Ortadoğu'da mevcut toplumsal çatışmaları önlemek için geçmişe değil, geleceğe odaklanmamızda büyük fayda görüyoruz. Bu nedenle, Türkiye-İran yakınlaşmasını çok önemsiyoruz. Bu yakınlaşma, İslam dünyasında hızla merkeze çekilmeye çalışılan ve karanlık odaklara teşne görevi gören aşırıcılığın da önünü kesebilecek büyük bir hamle niteliğinde olması söz konusudur. Çünkü Sünni ve Şii bloklaşmayı önleyebilecek iki önemli aktördür Türkiye ve İran. Burada önemli olan Türkiye ve İran'ın meselelere yaklaşımlarının ümmet çizgisinde olup olmadığı hususudur. Birçok bölge ülkelerinde yürütülen politikada ümmet maslahatı gözetilmediğinden yakınlaşmaların bir faydası görülmemektedir. Aynı şekilde bugün çok konuşulan Irak Kürdistanı'ndaki referandumda da “ümmet çizgisi” gözetilerek meseleye yaklaşılsaydı bu süreçten çok daha güçlü çıkılırdı.

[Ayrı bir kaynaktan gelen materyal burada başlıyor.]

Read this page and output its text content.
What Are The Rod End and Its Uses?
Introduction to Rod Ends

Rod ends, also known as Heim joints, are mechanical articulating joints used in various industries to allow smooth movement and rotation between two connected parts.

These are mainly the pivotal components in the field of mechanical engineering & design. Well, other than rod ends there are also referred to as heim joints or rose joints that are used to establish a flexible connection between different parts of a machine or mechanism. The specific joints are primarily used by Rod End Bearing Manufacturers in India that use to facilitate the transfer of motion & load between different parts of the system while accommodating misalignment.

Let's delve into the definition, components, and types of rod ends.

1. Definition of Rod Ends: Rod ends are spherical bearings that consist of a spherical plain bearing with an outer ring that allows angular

Bütün bunlara rağmen Ortadoğu'da, mevcut sorunların çözümü, Batı'nın siyasi amaçlarına göre şekillenmemesi için süreci yönetme bakımından Türkiye ve İran'ın belirleyici ortak rollerinin bu aşamada ön plana çıkması yeni bir sürecin de başlandığı niteliğinde olabilecek önemli bir gelişmedir. Türkiye-İran yakınlaşmasını, Batı nezdindeki konumlarını güçlendireceğinden ve Müslümanlar arasındaki ihtilafların çözümüne katkı sunacağından ötürü önem atfediyorum.